No Club Med. And no Fire Island. At fifty-five, I’m still adjusting
to my own little island. Sometimes it feels good knowing my supposed
prime is in the past. For many of us, “It gets better” gets even
better with age.
3 comments:
The superficiality in the gay community is one reason why I don't like calling it a community.
My first step into a gay bar was like stepping right back into high school. Thankfully, this made me more determined to remain myself. So, I've never set foot in a gym.
Maybe it helps I live nowhere need fire island of whatever a white party is. Maybe it also helps that overly sculpted bodies do nothing for me.
Thanks so much for your comment, John. Usually when I refer to the community, I put the word in quotes. I have often compared much of my first decade in the gay scene as being like high school. It always seemed like gay men were making up for lost time, taking all the bad parts of the school years and living them in their twenties/thirties, categorizing other gays as studs, twinks, fems, rice queens, daddies and leather daddies (replacing the jocks, nerds and whatnot from school days).
Sadly, I was too scared to come out living in Texas and the bars were the only place I knew to meet gay men in the pre-internet days of L.A. A certain type of gay man would strut about like a peacock and people would fawn all over them while I sat timidly in a corner, slowly sipping a club soda and urging myself to stick around despite the overwhelming urge to flee. I did have some fun times once I found my crowd, mostly consisting of other little-noticed guys but the hierarchy within gay bars did some lasting damage to my already fragile self-esteem.

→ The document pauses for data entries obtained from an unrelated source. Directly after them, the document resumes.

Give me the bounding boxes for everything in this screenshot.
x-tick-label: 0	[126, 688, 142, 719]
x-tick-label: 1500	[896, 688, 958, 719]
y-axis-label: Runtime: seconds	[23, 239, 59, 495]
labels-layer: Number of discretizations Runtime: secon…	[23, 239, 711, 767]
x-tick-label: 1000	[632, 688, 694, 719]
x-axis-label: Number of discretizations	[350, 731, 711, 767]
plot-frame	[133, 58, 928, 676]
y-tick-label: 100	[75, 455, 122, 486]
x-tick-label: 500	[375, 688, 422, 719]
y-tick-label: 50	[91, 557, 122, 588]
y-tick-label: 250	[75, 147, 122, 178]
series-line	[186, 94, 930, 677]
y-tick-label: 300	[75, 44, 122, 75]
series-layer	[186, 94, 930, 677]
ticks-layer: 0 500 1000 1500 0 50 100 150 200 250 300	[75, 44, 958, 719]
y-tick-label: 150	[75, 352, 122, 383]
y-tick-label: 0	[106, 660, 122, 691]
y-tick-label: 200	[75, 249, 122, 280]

So glad you didn't get sucked in and didn't have to deal with all that!
Why, RG, do I feel like I need to take what you've written here about how you looked way back when, and lop off about seventy-five percent of the exaggeration and self-deprecation to arrive at a more accurate picture of what you really looked like?
No matter. I was never an It Gay either, and I don't care. Sure, I worked out too (still do), but never to the extent necessary to have the Adonis body. I long ago decided my goal was to be healthy, not to be a physical god. I've never regretted my decision.